Not that opening a tray of pre-prepared sugar snap peas, baby corn and tenderstem broccoli took much prepping, but anything rather than go back in there while she was still feeding Zach. And that in itself was ridiculous. He spent his life surrounded by women in various stages of undress, was thoroughly familiar with their most intimate anatomy, saw new mothers breastfeeding on a daily basis. So why was he reacting like this now, and why with Emily, of all people in the world?
And there was no way—no way!—he was letting himself answer that question! It was a whole other can of worms, and he needed to get a grip. He wasn’t an adolescent exploring and exploiting his emerging sexuality, he was an adult, more than twice the age he’d been when he’d first met Emily. Surely to goodness he’d developed a little self-control and discretion in all that time?
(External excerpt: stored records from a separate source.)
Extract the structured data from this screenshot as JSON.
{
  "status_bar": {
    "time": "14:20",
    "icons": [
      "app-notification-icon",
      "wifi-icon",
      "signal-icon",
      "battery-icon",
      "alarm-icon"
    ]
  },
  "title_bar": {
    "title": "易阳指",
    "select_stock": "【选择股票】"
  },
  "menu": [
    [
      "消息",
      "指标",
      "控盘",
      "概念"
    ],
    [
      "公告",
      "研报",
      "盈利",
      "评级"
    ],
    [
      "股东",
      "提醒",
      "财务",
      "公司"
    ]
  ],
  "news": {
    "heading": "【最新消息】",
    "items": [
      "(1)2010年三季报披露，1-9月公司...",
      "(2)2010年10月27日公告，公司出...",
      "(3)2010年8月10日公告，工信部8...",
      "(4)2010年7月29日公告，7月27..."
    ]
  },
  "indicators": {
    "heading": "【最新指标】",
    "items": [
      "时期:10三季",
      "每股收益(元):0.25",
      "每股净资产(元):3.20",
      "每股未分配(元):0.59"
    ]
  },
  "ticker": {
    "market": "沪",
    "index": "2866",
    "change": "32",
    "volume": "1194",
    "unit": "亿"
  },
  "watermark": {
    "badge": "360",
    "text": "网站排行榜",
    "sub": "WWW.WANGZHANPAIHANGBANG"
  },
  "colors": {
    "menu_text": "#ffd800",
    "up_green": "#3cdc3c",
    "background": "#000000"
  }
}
Not to mention common decency.
With a low growl, he pulled two mugs from the cupboard, made the tea and went back in, studiously avoiding looking anywhere near her chest. Not that he could see anything, anyway. She was being incredibly discreet and she’d obviously got it down to a fine art—
‘I think there must be some kind of narcotic in breastmilk,’ she said with a smile that sent his resolutions into a tailspin. ‘It’s like he’s drugged, he’s so heavily asleep.’
He hauled his eyes off the sliver of smooth, pale skin he could see above the baby’s downy head as she tugged her top down. ‘Will you be able to sneak him into his cot, or will he wake up the minute you let go of him?’